By Sruthi Shankar (Reuters) -European shares were nearly flat on Tuesday, with gains in banks and insurers offsetting losses in rate-sensitive utilities as bets that U.S. interest rates would remain higher for longer boosted Treasury yields and the dollar. Strong economic data on Monday and the passage of a U.S. funding bill to avert a federal government shutdown boosted the dollar to 11-month highs and the 10-year Treasury yield to a fresh multi-year peak. The pan-European STOXX 600 index edged up 0.2%, but hovered near a six-month low touched in the previous session.
“The fight against inflation has raised the cost of capital to levels that have triggered open cracks in the global economy,” said Peter Garnry, head of equity strategy at Saxo Bank. Europe’s utilities index dropped 0.7% to a 10-month low, pressured by the prospect of higher rates. Shares of offshore wind developer Orsted (CSE:ORSTED) fell 3.2% to a more than five-year low, while Vestas Wind Systems slid 3.0%. “Higher interest rates and commodity prices have drastically altered the assumptions behind offshore wind power… many projects in the global pipeline were negotiated on assumptions of permanently low interest rates and cheap industrial metals,” Saxo’s Garnry added.

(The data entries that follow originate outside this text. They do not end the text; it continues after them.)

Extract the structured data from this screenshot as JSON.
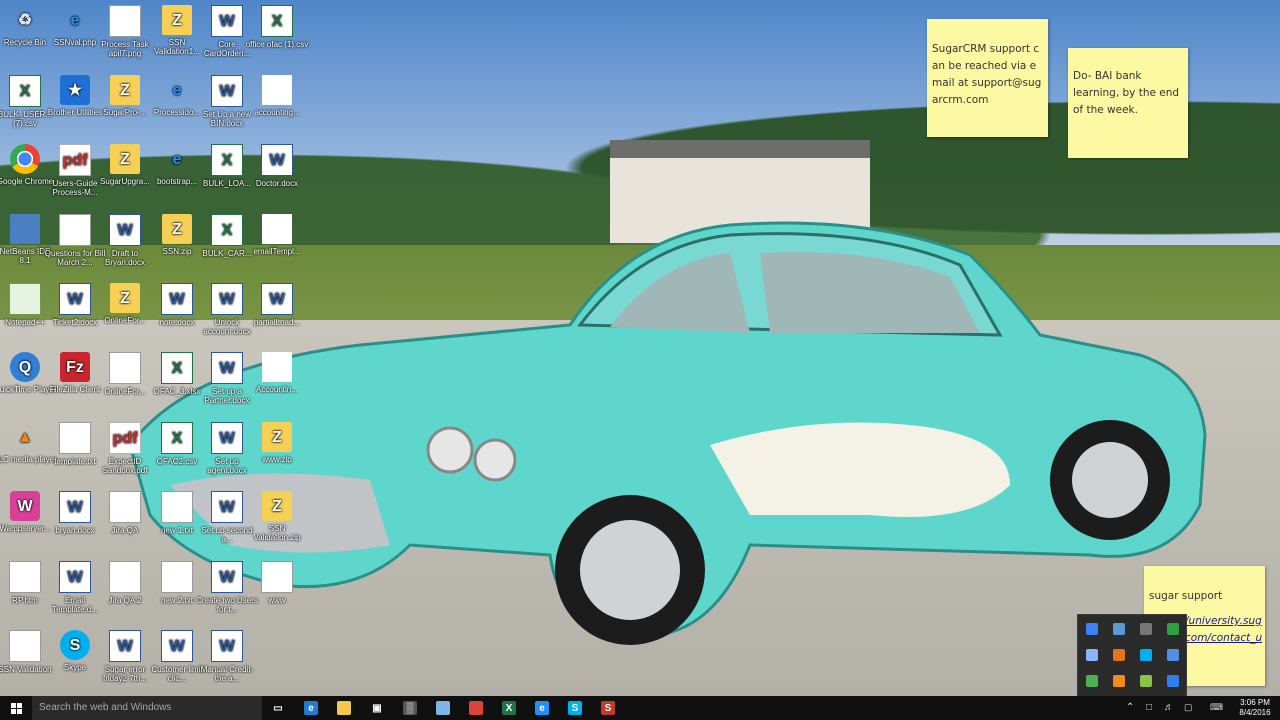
{
  "desktop": {
    "icons": [
      {
        "label": "Recycle Bin",
        "icon": "recycle-bin-icon",
        "glyph": "♻",
        "style": "g-bin"
      },
      {
        "label": "SSNval.php",
        "icon": "internet-explorer-icon",
        "glyph": "e",
        "style": "g-ie"
      },
      {
        "label": "Process Task apil7.png",
        "icon": "image-file-icon",
        "glyph": "",
        "style": "g-doc"
      },
      {
        "label": "SSN Validation1...",
        "icon": "folder-z-icon",
        "glyph": "Z",
        "style": "g-folder"
      },
      {
        "label": "Core CardOrderi...",
        "icon": "word-doc-icon",
        "glyph": "W",
        "style": "g-word"
      },
      {
        "label": "office ofac (1).csv",
        "icon": "excel-file-icon",
        "glyph": "X",
        "style": "g-excel"
      },
      {
        "label": "BULK_USER... (7).csv",
        "icon": "excel-file-icon",
        "glyph": "X",
        "style": "g-excel"
      },
      {
        "label": "Brother Utilities",
        "icon": "brother-utilities-icon",
        "glyph": "★",
        "style": "g-app"
      },
      {
        "label": "SugarPro-...",
        "icon": "folder-z-icon",
        "glyph": "Z",
        "style": "g-folder"
      },
      {
        "label": "Processido...",
        "icon": "internet-explorer-icon",
        "glyph": "e",
        "style": "g-ie"
      },
      {
        "label": "Set Up a new BIN.docx",
        "icon": "word-doc-icon",
        "glyph": "W",
        "style": "g-word"
      },
      {
        "label": "accounting...",
        "icon": "blank-file-icon",
        "glyph": "",
        "style": "g-wide"
      },
      {
        "label": "Google Chrome",
        "icon": "chrome-icon",
        "glyph": "",
        "style": "g-chrome"
      },
      {
        "label": "Users-Guide Process-M...",
        "icon": "pdf-file-icon",
        "glyph": "pdf",
        "style": "g-pdf"
      },
      {
        "label": "SugarUpgra...",
        "icon": "folder-z-icon",
        "glyph": "Z",
        "style": "g-folder"
      },
      {
        "label": "bootstrap...",
        "icon": "internet-explorer-icon",
        "glyph": "e",
        "style": "g-ie"
      },
      {
        "label": "BULK_LOA...",
        "icon": "excel-file-icon",
        "glyph": "X",
        "style": "g-excel"
      },
      {
        "label": "Doctor.docx",
        "icon": "word-doc-icon",
        "glyph": "W",
        "style": "g-word"
      },
      {
        "label": "NetBeans IDE 8.1",
        "icon": "netbeans-icon",
        "glyph": "",
        "style": "g-cube"
      },
      {
        "label": "Questions for Bill March 2...",
        "icon": "text-file-icon",
        "glyph": "",
        "style": "g-doc"
      },
      {
        "label": "Draft to Bryan.docx",
        "icon": "word-doc-icon",
        "glyph": "W",
        "style": "g-word"
      },
      {
        "label": "SSN.zip",
        "icon": "folder-z-icon",
        "glyph": "Z",
        "style": "g-folder"
      },
      {
        "label": "BULK_CAR...",
        "icon": "excel-file-icon",
        "glyph": "X",
        "style": "g-excel"
      },
      {
        "label": "emailTempl...",
        "icon": "blank-file-icon",
        "glyph": "",
        "style": "g-wide"
      },
      {
        "label": "Notepad++",
        "icon": "notepad-plus-icon",
        "glyph": "",
        "style": "g-note"
      },
      {
        "label": "Ticket2.docx",
        "icon": "word-doc-icon",
        "glyph": "W",
        "style": "g-word"
      },
      {
        "label": "OnlineFor...",
        "icon": "folder-z-icon",
        "glyph": "Z",
        "style": "g-folder"
      },
      {
        "label": "note.docx",
        "icon": "word-doc-icon",
        "glyph": "W",
        "style": "g-word"
      },
      {
        "label": "Unlock account.docx",
        "icon": "word-doc-icon",
        "glyph": "W",
        "style": "g-word"
      },
      {
        "label": "partialLoad...",
        "icon": "word-doc-icon",
        "glyph": "W",
        "style": "g-word"
      },
      {
        "label": "QuickTime Player",
        "icon": "quicktime-icon",
        "glyph": "Q",
        "style": "g-qt"
      },
      {
        "label": "FileZilla Client",
        "icon": "filezilla-icon",
        "glyph": "Fz",
        "style": "g-red"
      },
      {
        "label": "OnlineFor...",
        "icon": "image-file-icon",
        "glyph": "",
        "style": "g-doc"
      },
      {
        "label": "OFAC_3.xlsx",
        "icon": "excel-file-icon",
        "glyph": "X",
        "style": "g-excel"
      },
      {
        "label": "Set up a Partner.docx",
        "icon": "word-doc-icon",
        "glyph": "W",
        "style": "g-word"
      },
      {
        "label": "Accountin...",
        "icon": "blank-file-icon",
        "glyph": "",
        "style": "g-wide"
      },
      {
        "label": "VLC media player",
        "icon": "vlc-icon",
        "glyph": "▲",
        "style": "g-orange"
      },
      {
        "label": "template.txt",
        "icon": "text-file-icon",
        "glyph": "",
        "style": "g-doc"
      },
      {
        "label": "ExpectID Sandbox.pdf",
        "icon": "pdf-file-icon",
        "glyph": "pdf",
        "style": "g-pdf"
      },
      {
        "label": "OFAC2.csv",
        "icon": "excel-file-icon",
        "glyph": "X",
        "style": "g-excel"
      },
      {
        "label": "Set up agent.docx",
        "icon": "word-doc-icon",
        "glyph": "W",
        "style": "g-word"
      },
      {
        "label": "www.zip",
        "icon": "folder-z-icon",
        "glyph": "Z",
        "style": "g-folder"
      },
      {
        "label": "Wampserver...",
        "icon": "wampserver-icon",
        "glyph": "W",
        "style": "g-pink"
      },
      {
        "label": "bryan.docx",
        "icon": "word-doc-icon",
        "glyph": "W",
        "style": "g-word"
      },
      {
        "label": "Jira QA",
        "icon": "image-file-icon",
        "glyph": "",
        "style": "g-doc"
      },
      {
        "label": "new 1.txt",
        "icon": "text-file-icon",
        "glyph": "",
        "style": "g-doc"
      },
      {
        "label": "Set up second a...",
        "icon": "word-doc-icon",
        "glyph": "W",
        "style": "g-word"
      },
      {
        "label": "SSN Validation.zip",
        "icon": "folder-z-icon",
        "glyph": "Z",
        "style": "g-folder"
      },
      {
        "label": "RP.htm",
        "icon": "html-file-icon",
        "glyph": "",
        "style": "g-doc"
      },
      {
        "label": "Email Template.d...",
        "icon": "word-doc-icon",
        "glyph": "W",
        "style": "g-word"
      },
      {
        "label": "Jira QA 2",
        "icon": "image-file-icon",
        "glyph": "",
        "style": "g-doc"
      },
      {
        "label": "new 2.txt",
        "icon": "text-file-icon",
        "glyph": "",
        "style": "g-doc"
      },
      {
        "label": "Create two Users for t...",
        "icon": "word-doc-icon",
        "glyph": "W",
        "style": "g-word"
      },
      {
        "label": "www",
        "icon": "image-file-icon",
        "glyph": "",
        "style": "g-doc"
      },
      {
        "label": "SSN Validation",
        "icon": "html-file-icon",
        "glyph": "",
        "style": "g-doc"
      },
      {
        "label": "Skype",
        "icon": "skype-icon",
        "glyph": "S",
        "style": "g-skype"
      },
      {
        "label": "Sugar error friday2 7th...",
        "icon": "word-doc-icon",
        "glyph": "W",
        "style": "g-word"
      },
      {
        "label": "Customer limit clic...",
        "icon": "word-doc-icon",
        "glyph": "W",
        "style": "g-word"
      },
      {
        "label": "Manual Credit- the a...",
        "icon": "word-doc-icon",
        "glyph": "W",
        "style": "g-word"
      }
    ]
  },
  "sticky_notes": {
    "note1": {
      "text": "SugarCRM support can be reached via email at support@sugarcrm.com"
    },
    "note2": {
      "text": "Do- BAI bank learning, by the end of the week."
    },
    "note3": {
      "title": "sugar support",
      "link_line1": "/university.sug",
      "link_line2": "com/contact_u"
    }
  },
  "taskbar": {
    "search_placeholder": "Search the web and Windows",
    "apps": [
      {
        "name": "task-view-icon",
        "glyph": "▭",
        "color": "#101010"
      },
      {
        "name": "edge-icon",
        "glyph": "e",
        "color": "#1f7bd6"
      },
      {
        "name": "file-explorer-icon",
        "glyph": "",
        "color": "#f2c94c"
      },
      {
        "name": "store-icon",
        "glyph": "▣",
        "color": "#101010"
      },
      {
        "name": "calculator-icon",
        "glyph": "▒",
        "color": "#555555"
      },
      {
        "name": "photos-icon",
        "glyph": "",
        "color": "#7fb4e8"
      },
      {
        "name": "chrome-taskbar-icon",
        "glyph": "",
        "color": "#db4437"
      },
      {
        "name": "excel-taskbar-icon",
        "glyph": "X",
        "color": "#217346"
      },
      {
        "name": "ie-taskbar-icon",
        "glyph": "e",
        "color": "#1e90ff"
      },
      {
        "name": "skype-taskbar-icon",
        "glyph": "S",
        "color": "#00aff0"
      },
      {
        "name": "sugar-taskbar-icon",
        "glyph": "S",
        "color": "#c0392b"
      }
    ],
    "clock_time": "3:06 PM",
    "clock_date": "8/4/2016"
  },
  "tray_popup": {
    "icons": [
      {
        "name": "tray-app-blue-icon",
        "color": "#3b82f6"
      },
      {
        "name": "tray-sync-icon",
        "color": "#5b9bd5"
      },
      {
        "name": "tray-cloud-icon",
        "color": "#777777"
      },
      {
        "name": "tray-green-icon",
        "color": "#2ea043"
      },
      {
        "name": "tray-window-icon",
        "color": "#8ab4f8"
      },
      {
        "name": "tray-orange-icon",
        "color": "#e8711c"
      },
      {
        "name": "tray-skype-icon",
        "color": "#00aff0"
      },
      {
        "name": "tray-blue2-icon",
        "color": "#4f8fe6"
      },
      {
        "name": "tray-gear-icon",
        "color": "#4caf50"
      },
      {
        "name": "tray-orange2-icon",
        "color": "#f28b1c"
      },
      {
        "name": "tray-lime-icon",
        "color": "#8bc34a"
      },
      {
        "name": "tray-arrow-icon",
        "color": "#2f80ed"
      }
    ]
  }
}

Miners fell 0.5% as metal prices slid against a stronger dollar, although banks and insurers that tend to benefit from higher interest rates, rose about 0.5%, each. U.S. Federal Reserve officials including Governor Michelle Bowman and Fed Vice Chair for Supervision Michael Barr said on Monday that monetary policy would need to stay restrictive for “some time” to bring inflation back down to the Fed’s 2% target. Shares of German online fashion retailer Zalando slid 2.8% after Deutsche Bank cut forecast for adjusted earnings before interest and taxes, while British luxury firm Burberry dropped 2.4% following a UBS downgrade.

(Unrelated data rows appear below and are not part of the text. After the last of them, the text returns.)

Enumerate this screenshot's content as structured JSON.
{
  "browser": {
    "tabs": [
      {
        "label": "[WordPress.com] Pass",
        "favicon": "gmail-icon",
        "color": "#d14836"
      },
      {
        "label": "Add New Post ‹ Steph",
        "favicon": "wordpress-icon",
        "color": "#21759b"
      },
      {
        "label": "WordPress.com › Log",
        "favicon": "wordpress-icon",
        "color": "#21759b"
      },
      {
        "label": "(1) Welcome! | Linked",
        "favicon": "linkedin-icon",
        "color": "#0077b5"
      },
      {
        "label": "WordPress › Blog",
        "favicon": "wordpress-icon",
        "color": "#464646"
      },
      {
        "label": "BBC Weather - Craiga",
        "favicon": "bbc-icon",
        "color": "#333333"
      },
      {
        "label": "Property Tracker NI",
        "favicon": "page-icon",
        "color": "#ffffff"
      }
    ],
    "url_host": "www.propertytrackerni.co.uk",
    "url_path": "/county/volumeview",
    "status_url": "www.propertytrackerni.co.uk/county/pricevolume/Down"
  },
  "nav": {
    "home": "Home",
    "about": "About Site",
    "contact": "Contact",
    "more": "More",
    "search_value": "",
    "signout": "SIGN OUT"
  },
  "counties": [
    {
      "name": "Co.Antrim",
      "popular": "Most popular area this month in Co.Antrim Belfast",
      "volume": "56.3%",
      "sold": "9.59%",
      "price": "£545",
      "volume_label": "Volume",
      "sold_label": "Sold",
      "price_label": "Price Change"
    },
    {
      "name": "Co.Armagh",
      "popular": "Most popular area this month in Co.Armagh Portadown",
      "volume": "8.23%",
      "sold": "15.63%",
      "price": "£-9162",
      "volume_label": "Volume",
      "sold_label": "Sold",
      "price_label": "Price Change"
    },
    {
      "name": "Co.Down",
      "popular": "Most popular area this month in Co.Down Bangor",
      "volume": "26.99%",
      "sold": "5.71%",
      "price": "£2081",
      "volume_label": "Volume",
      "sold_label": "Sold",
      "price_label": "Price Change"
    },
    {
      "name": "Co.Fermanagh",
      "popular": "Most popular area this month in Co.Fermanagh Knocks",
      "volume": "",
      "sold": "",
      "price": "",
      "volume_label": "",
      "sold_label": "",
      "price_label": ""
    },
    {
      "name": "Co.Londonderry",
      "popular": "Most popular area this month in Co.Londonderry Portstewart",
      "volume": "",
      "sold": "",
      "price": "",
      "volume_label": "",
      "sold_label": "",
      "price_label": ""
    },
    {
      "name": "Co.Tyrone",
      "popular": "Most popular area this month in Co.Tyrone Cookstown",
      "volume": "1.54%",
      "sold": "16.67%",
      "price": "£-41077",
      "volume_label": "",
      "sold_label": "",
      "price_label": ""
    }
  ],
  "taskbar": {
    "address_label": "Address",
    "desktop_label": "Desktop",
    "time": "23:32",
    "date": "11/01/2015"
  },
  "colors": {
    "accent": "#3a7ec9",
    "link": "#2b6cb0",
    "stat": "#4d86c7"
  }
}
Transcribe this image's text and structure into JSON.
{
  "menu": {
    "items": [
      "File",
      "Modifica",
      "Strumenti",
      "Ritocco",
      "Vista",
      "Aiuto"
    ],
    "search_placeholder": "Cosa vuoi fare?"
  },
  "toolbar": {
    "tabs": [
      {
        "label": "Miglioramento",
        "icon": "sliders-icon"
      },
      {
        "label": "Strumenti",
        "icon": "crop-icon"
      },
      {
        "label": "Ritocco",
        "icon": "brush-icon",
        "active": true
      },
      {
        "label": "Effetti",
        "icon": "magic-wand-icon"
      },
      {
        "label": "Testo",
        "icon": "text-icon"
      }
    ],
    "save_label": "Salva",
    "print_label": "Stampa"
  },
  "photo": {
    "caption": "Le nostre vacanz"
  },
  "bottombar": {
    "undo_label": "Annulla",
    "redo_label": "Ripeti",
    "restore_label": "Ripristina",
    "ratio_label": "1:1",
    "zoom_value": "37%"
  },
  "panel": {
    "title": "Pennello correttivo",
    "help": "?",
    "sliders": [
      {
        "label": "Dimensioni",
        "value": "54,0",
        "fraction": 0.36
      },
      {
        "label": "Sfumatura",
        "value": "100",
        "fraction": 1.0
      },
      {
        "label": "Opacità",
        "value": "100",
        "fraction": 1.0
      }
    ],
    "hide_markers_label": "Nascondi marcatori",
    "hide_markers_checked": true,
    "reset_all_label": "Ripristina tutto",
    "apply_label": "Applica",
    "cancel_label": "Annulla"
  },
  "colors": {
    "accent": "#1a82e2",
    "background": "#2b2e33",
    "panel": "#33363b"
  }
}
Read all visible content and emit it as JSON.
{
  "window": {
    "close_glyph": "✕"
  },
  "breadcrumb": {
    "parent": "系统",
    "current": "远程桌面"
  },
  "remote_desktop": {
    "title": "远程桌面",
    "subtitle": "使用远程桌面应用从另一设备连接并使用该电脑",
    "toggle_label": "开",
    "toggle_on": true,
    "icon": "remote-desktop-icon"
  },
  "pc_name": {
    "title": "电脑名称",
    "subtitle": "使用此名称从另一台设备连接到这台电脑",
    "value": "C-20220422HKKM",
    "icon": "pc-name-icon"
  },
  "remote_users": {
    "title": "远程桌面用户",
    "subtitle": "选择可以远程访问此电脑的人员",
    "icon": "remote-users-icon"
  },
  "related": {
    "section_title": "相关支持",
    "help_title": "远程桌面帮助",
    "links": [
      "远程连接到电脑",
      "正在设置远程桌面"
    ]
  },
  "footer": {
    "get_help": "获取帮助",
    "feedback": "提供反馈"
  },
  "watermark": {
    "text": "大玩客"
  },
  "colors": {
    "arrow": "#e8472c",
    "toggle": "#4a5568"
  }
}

Boohoo dropped 8.1% after the British online fashion retailer said a slower than expected recovery in sales volumes could result in little or no top-line improvement for the full year. Novo Nordisk (NYSE:NVO) climbed 1.7% after a U.S. patent office tribunal denied requests by Mylan (NASDAQ:VTRS) Pharmaceuticals to review the validity of the patents owned by Novo covering the active ingredient in its weight-loss and diabetes drugs Wegovy and Ozempic.